L'Art de l'esquive de MC Solaar (1991, 20 ans après)


Quand il apparut dans le paysage du rap français, on ne parlait pas encore de rap de téci, on avait simplement les "faux" et ceux qui se revendiquaient hardcore pour attester de leur authenticité. Claude M'Barali, alias MC Solaar, tout de suite fit valoir sa différence : pour lui, point besoin de hausser le ton ou de crier dans le micro. Cette différence, il nous la fit entendre en résumant de belle manière sa démarche : "prendre du recul pour aller de l'avant". Ce qui traduisait une sacrée finesse et maturité chez un si jeune homme.

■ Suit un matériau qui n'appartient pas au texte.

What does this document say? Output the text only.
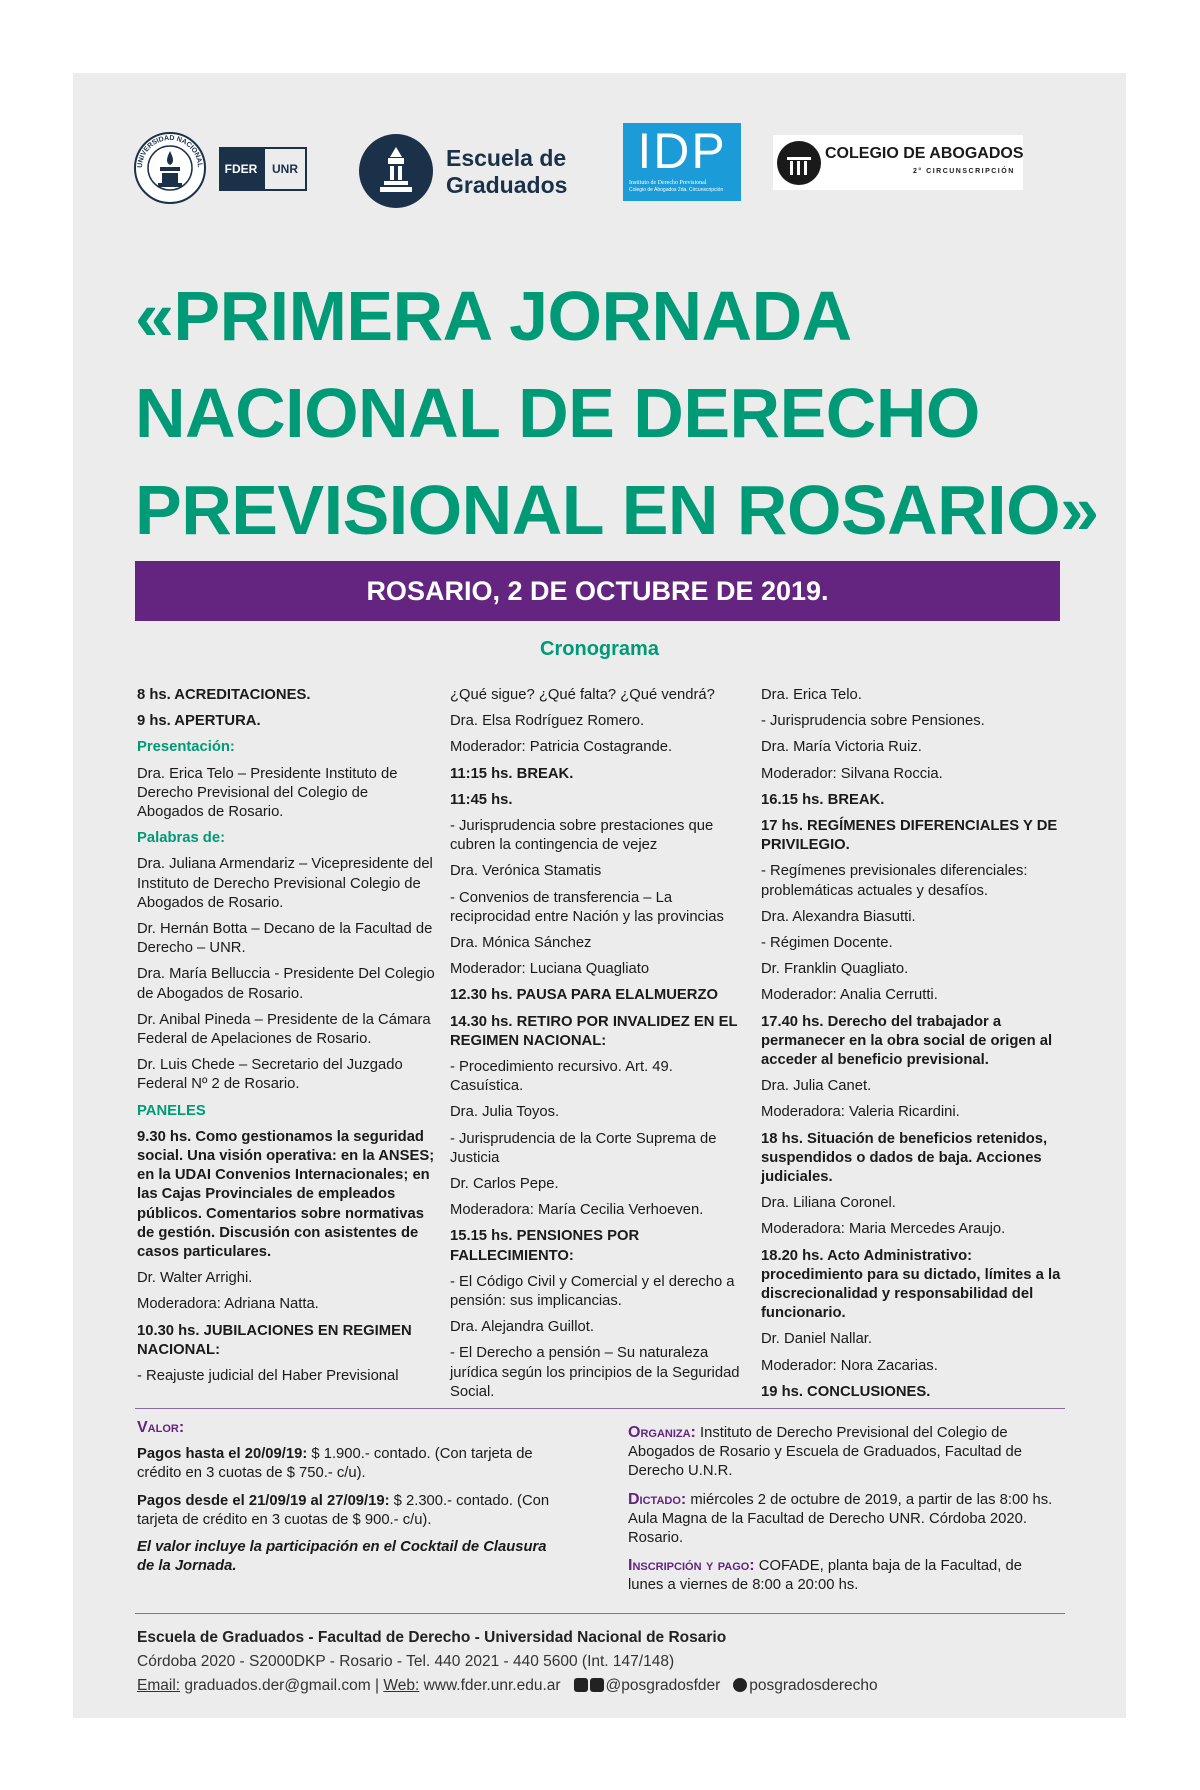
UNIVERSIDAD NACIONAL	FDER	UNR	Escuela de
Graduados
IDP
Instituto de Derecho Previsional
Colegio de Abogados 2da. Circunscripción
COLEGIO DE ABOGADOS
2° CIRCUNSCRIPCIÓN
«PRIMERA JORNADA
NACIONAL DE DERECHO
PREVISIONAL EN ROSARIO»
ROSARIO, 2 DE OCTUBRE DE 2019.
Cronograma

8 hs. ACREDITACIONES.

9 hs. APERTURA.

Presentación:

Dra. Erica Telo – Presidente Instituto de Derecho Previsional del Colegio de Abogados de Rosario.

Palabras de:

Dra. Juliana Armendariz – Vicepresidente del Instituto de Derecho Previsional Colegio de Abogados de Rosario.

Dr. Hernán Botta – Decano de la Facultad de Derecho – UNR.

Dra. María Belluccia - Presidente Del Colegio de Abogados de Rosario.

Dr. Anibal Pineda – Presidente de la Cámara Federal de Apelaciones de Rosario.

Dr. Luis Chede – Secretario del Juzgado Federal Nº 2 de Rosario.

PANELES

9.30 hs. Como gestionamos la seguridad social. Una visión operativa: en la ANSES; en la UDAI Convenios Internacionales; en las Cajas Provinciales de empleados públicos. Comentarios sobre normativas de gestión. Discusión con asistentes de casos particulares.

Dr. Walter Arrighi.

Moderadora: Adriana Natta.

10.30 hs. JUBILACIONES EN REGIMEN NACIONAL:

- Reajuste judicial del Haber Previsional

¿Qué sigue? ¿Qué falta? ¿Qué vendrá?

Dra. Elsa Rodríguez Romero.

Moderador: Patricia Costagrande.

11:15 hs. BREAK.

11:45 hs.

- Jurisprudencia sobre prestaciones que cubren la contingencia de vejez

Dra. Verónica Stamatis

- Convenios de transferencia – La reciprocidad entre Nación y las provincias

Dra. Mónica Sánchez

Moderador: Luciana Quagliato

12.30 hs. PAUSA PARA ELALMUERZO

14.30 hs. RETIRO POR INVALIDEZ EN EL REGIMEN NACIONAL:

- Procedimiento recursivo. Art. 49. Casuística.

Dra. Julia Toyos.

- Jurisprudencia de la Corte Suprema de Justicia

Dr. Carlos Pepe.

Moderadora: María Cecilia Verhoeven.

15.15 hs. PENSIONES POR FALLECIMIENTO:

- El Código Civil y Comercial y el derecho a pensión: sus implicancias.

Dra. Alejandra Guillot.

- El Derecho a pensión – Su naturaleza jurídica según los principios de la Seguridad Social.

Dra. Erica Telo.

- Jurisprudencia sobre Pensiones.

Dra. María Victoria Ruiz.

Moderador: Silvana Roccia.

16.15 hs. BREAK.

17 hs. REGÍMENES DIFERENCIALES Y DE PRIVILEGIO.

- Regímenes previsionales diferenciales: problemáticas actuales y desafíos.

Dra. Alexandra Biasutti.

- Régimen Docente.

Dr. Franklin Quagliato.

Moderador: Analia Cerrutti.

17.40 hs. Derecho del trabajador a permanecer en la obra social de origen al acceder al beneficio previsional.

Dra. Julia Canet.

Moderadora: Valeria Ricardini.

18 hs. Situación de beneficios retenidos, suspendidos o dados de baja. Acciones judiciales.

Dra. Liliana Coronel.

Moderadora: Maria Mercedes Araujo.

18.20 hs. Acto Administrativo: procedimiento para su dictado, límites a la discrecionalidad y responsabilidad del funcionario.

Dr. Daniel Nallar.

Moderador: Nora Zacarias.

19 hs. CONCLUSIONES.

Valor:

Pagos hasta el 20/09/19: $ 1.900.- contado. (Con tarjeta de crédito en 3 cuotas de $ 750.- c/u).

Pagos desde el 21/09/19 al 27/09/19: $ 2.300.- contado. (Con tarjeta de crédito en 3 cuotas de $ 900.- c/u).

El valor incluye la participación en el Cocktail de Clausura de la Jornada.

Organiza: Instituto de Derecho Previsional del Colegio de Abogados de Rosario y Escuela de Graduados, Facultad de Derecho U.N.R.

Dictado: miércoles 2 de octubre de 2019, a partir de las 8:00 hs. Aula Magna de la Facultad de Derecho UNR. Córdoba 2020. Rosario.

Inscripción y pago: COFADE, planta baja de la Facultad, de lunes a viernes de 8:00 a 20:00 hs.

Escuela de Graduados - Facultad de Derecho - Universidad Nacional de Rosario
Córdoba 2020 - S2000DKP - Rosario - Tel. 440 2021 - 440 5600 (Int. 147/148)
Email: graduados.der@gmail.com | Web: www.fder.unr.edu.ar	@posgradosfder posgradosderecho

Il n'a finalement pas eu la carrière que l'on croyait même s'il a ainsi vendu beaucoup plus de disques. En effet, à ses débuts, on imaginait qu'il évoluerait vers un langage ambitieux, travaillerait avec des jazzmen. En fait, il a gardé le cap sur le grand public qui le lui rendit bien puisqu'il est le rappeur français à avoir vendu le plus de disques (plus de cinq millions !) et que, consécration, il tourne avec les Enfoirés. Alors qu'un huitième album est annoncé pour cette année 2011, je dois bien confesser avoir perdu complètement le cours de ses albums après Prose Combat, seulement son deuxième. Et cela fait des années que je n'ai pas écouté Solaar. Il n'empêche, les vingt ans de Qui Sème le vent récolte le tempo nous invite à revenir vers cet artiste résolument à part.

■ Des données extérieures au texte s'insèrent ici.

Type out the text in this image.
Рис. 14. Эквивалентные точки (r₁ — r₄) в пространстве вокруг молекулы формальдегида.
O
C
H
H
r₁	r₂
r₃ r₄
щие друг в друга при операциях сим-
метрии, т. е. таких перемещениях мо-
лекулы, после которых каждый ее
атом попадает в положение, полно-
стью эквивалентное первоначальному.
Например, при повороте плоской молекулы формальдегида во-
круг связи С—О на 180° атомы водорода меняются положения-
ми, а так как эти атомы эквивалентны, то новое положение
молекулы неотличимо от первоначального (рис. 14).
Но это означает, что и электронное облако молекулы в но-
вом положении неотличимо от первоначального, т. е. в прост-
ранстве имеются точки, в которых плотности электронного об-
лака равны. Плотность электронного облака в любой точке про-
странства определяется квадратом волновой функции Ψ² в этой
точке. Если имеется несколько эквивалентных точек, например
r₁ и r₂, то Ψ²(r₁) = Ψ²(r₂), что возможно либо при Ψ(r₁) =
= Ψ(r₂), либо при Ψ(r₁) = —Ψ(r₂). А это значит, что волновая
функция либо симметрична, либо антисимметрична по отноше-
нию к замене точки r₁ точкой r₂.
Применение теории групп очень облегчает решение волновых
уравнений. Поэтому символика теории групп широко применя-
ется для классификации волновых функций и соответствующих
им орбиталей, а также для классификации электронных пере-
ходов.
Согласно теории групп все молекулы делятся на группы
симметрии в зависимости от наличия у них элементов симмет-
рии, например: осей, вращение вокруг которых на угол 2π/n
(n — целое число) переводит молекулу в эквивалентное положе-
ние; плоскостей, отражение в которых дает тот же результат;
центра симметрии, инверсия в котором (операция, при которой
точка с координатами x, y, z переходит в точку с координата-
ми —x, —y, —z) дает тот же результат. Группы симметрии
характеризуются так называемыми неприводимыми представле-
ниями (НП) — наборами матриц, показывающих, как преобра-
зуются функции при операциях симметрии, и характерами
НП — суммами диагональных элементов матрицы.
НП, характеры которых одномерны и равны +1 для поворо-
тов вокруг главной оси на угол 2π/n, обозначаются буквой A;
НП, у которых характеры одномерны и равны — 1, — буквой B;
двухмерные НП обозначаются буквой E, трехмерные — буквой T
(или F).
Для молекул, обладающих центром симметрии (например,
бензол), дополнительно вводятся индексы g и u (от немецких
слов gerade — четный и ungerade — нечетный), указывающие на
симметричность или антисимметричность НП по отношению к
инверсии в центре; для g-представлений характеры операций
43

Nous disions il y a quelque temps que Q-Tip avait déclenché une sorte de révolution dans le rap. Indépendamment des connotations spirituelles que le terme revêt, s'auto-proclamer abstract rapper l'affranchissait de l'ancrage obligatoire dans la réalité, alors que le rap risque lui de finir la tête dans le guidon à force de ne pas dévier de cette mission : son keep it real et la description de la réalité qui est son corollaire. Il a ouvert la voie à l'abstraction, a autorisé le traitement de n'importe quel sujet, a autorisé la fantaisie, voire l'absurde. Même si on ne l'a jamais présenté sous cet angle, pourtant MC Solaar est notre abstract rapper.

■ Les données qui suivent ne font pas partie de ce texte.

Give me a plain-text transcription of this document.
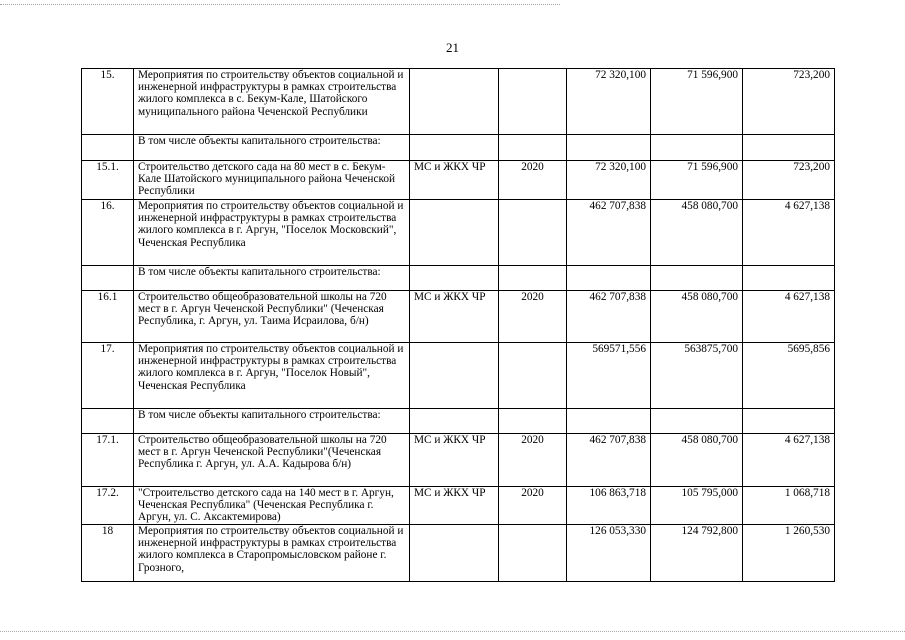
21
15.	Мероприятия по строительству объектов социальной и инженерной инфраструктуры в рамках строительства жилого комплекса в с. Бекум-Кале, Шатойского муниципального района Чеченской Республики			72 320,100	71 596,900	723,200
	В том числе объекты капитального строительства:					
15.1.	Строительство детского сада на 80 мест в с. Бекум-Кале Шатойского муниципального района Чеченской Республики	МС и ЖКХ ЧР	2020	72 320,100	71 596,900	723,200
16.	Мероприятия по строительству объектов социальной и инженерной инфраструктуры в рамках строительства жилого комплекса в г. Аргун, "Поселок Московский", Чеченская Республика			462 707,838	458 080,700	4 627,138
	В том числе объекты капитального строительства:					
16.1	Строительство общеобразовательной школы на 720 мест в г. Аргун Чеченской Республики" (Чеченская Республика, г. Аргун, ул. Таима Исраилова, б/н)	МС и ЖКХ ЧР	2020	462 707,838	458 080,700	4 627,138
17.	Мероприятия по строительству объектов социальной и инженерной инфраструктуры в рамках строительства жилого комплекса в г. Аргун, "Поселок Новый", Чеченская Республика			569571,556	563875,700	5695,856
	В том числе объекты капитального строительства:					
17.1.	Строительство общеобразовательной школы на 720 мест в г. Аргун Чеченской Республики"(Чеченская Республика г. Аргун, ул. А.А. Кадырова б/н)	МС и ЖКХ ЧР	2020	462 707,838	458 080,700	4 627,138
17.2.	"Строительство детского сада на 140 мест в г. Аргун, Чеченская Республика" (Чеченская Республика г. Аргун, ул. С. Аксактемирова)	МС и ЖКХ ЧР	2020	106 863,718	105 795,000	1 068,718
18	Мероприятия по строительству объектов социальной и инженерной инфраструктуры в рамках строительства жилого комплекса в Старопромысловском районе г. Грозного,			126 053,330	124 792,800	1 260,530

Bien sûr, les puristes n'ont jamais adhéré à son style, son succès commercial et critique n'arrangeant en rien les choses pour ceux qui voulaient ne voir en lui qu'un traître à la cause. S'il n'avait été que la caution offrant aux hebdos bonne conscience pour parler du rap enfin en bien, cela aurait vite montré ses limites, mais, heureusement, Solaar avait de la substance. Certes, la première fois que je l'ai vu sur scène, avant la sortie de son premier album, ce n'était pas encore au point. Sa prestation fut assez calamiteuse sous ce chapiteau éphémère planté sur un terrain vague du Quai de la Gare. Mais qu'importe puisque le ton était original et les musiques de son compère Jimmy Jay tout en finesse. Quant aux textes, quelques maladresses mises à part, ils étaient astucieux et très bien écrits. J'ai tout de suite fait partie de ceux persuadés que, dans un futur à hauteur d'homme, ils seraient étudiés en cours de français, ce qui demeure une forme de reconnaissance même si les cyniques n'y verront toujours que la démonstration de leur côté scolaire.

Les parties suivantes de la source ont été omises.